05. Sensor Fusion

Sensor Fusion

It's important that the car doesn't crash into any of the other vehicles on the road, all of which are moving at different speeds around the speed limit and can change lanes.

The sensor_fusion variable contains all the information about the cars on the right-hand side of the road.

The data format for each car is: [ id, x, y, vx, vy, s, d]. The id is a unique identifier for that car. The x, y values are in global map coordinates, and the vx, vy values are the velocity components, also in reference to the global map. Finally s and d are the Frenet coordinates for that car.

The vx, vy values can be useful for predicting where the cars will be in the future. For instance, if you were to assume that the tracked car kept moving along the road, then its future predicted Frenet s value will be its current s value plus its (transformed) total velocity (m/s) multiplied by the time elapsed into the future (s).

Changing Lanes

Creating paths with smooth lane changes

Creating paths with smooth lane changes

The last consideration is how to create paths that can smoothly changes lanes. Any time the ego vehicle approaches a car in front of it that is moving slower than the speed limit, the ego vehicle should consider changing lanes.

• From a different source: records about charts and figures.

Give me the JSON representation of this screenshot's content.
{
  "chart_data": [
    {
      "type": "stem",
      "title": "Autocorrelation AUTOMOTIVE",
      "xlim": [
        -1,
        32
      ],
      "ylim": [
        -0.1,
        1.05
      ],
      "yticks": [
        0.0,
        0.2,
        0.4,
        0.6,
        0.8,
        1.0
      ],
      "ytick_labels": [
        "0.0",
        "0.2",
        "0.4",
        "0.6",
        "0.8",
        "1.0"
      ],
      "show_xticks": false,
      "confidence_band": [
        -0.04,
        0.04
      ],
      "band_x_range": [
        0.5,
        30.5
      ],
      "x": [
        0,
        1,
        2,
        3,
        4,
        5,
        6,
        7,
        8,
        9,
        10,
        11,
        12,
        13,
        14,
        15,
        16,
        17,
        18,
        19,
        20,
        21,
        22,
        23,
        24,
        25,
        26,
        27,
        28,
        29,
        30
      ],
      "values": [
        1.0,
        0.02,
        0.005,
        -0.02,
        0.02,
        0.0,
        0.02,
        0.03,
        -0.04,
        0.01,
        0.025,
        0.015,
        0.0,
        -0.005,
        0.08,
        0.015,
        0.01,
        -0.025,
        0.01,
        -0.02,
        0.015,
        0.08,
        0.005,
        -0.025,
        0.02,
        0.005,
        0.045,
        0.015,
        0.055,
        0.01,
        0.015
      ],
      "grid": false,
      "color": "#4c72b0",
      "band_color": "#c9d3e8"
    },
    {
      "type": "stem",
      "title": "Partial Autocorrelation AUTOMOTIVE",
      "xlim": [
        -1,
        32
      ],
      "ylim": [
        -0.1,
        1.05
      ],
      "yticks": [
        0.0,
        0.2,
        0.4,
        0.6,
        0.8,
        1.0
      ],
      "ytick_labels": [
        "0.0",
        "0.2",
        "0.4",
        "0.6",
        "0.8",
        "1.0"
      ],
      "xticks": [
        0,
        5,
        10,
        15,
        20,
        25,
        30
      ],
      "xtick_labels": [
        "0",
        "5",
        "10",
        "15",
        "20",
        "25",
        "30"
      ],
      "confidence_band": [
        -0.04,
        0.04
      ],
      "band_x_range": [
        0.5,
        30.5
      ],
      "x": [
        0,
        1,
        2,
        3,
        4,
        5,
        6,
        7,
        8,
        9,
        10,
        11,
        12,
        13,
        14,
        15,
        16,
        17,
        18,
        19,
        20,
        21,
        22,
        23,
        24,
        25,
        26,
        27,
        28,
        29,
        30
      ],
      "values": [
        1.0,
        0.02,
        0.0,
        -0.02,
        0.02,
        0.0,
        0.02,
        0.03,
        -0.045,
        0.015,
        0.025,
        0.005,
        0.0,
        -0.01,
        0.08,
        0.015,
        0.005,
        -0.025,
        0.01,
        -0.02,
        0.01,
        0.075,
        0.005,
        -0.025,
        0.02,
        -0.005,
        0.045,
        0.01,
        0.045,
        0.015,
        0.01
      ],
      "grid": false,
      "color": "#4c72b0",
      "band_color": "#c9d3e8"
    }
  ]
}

The car should only change lanes if such a change would be safe, and also if the lane change would help it move through the flow of traffic better.

For safety, a lane change path should optimize the distance away from other traffic. For comfort, a lane change path should also result in low acceleration and jerk. The acceleration and jerk part can be solved from linear equations for s and d functions. Examples of this can be found in the Trajectory Generation quizzes entitled, "Quintic Polynomial Solver" and "Polynomial Trajectory".

The provided Eigen-3.3 library can solve such linear equations. The getXY helper function can transform (s,d) points to (x,y) points for the returned path.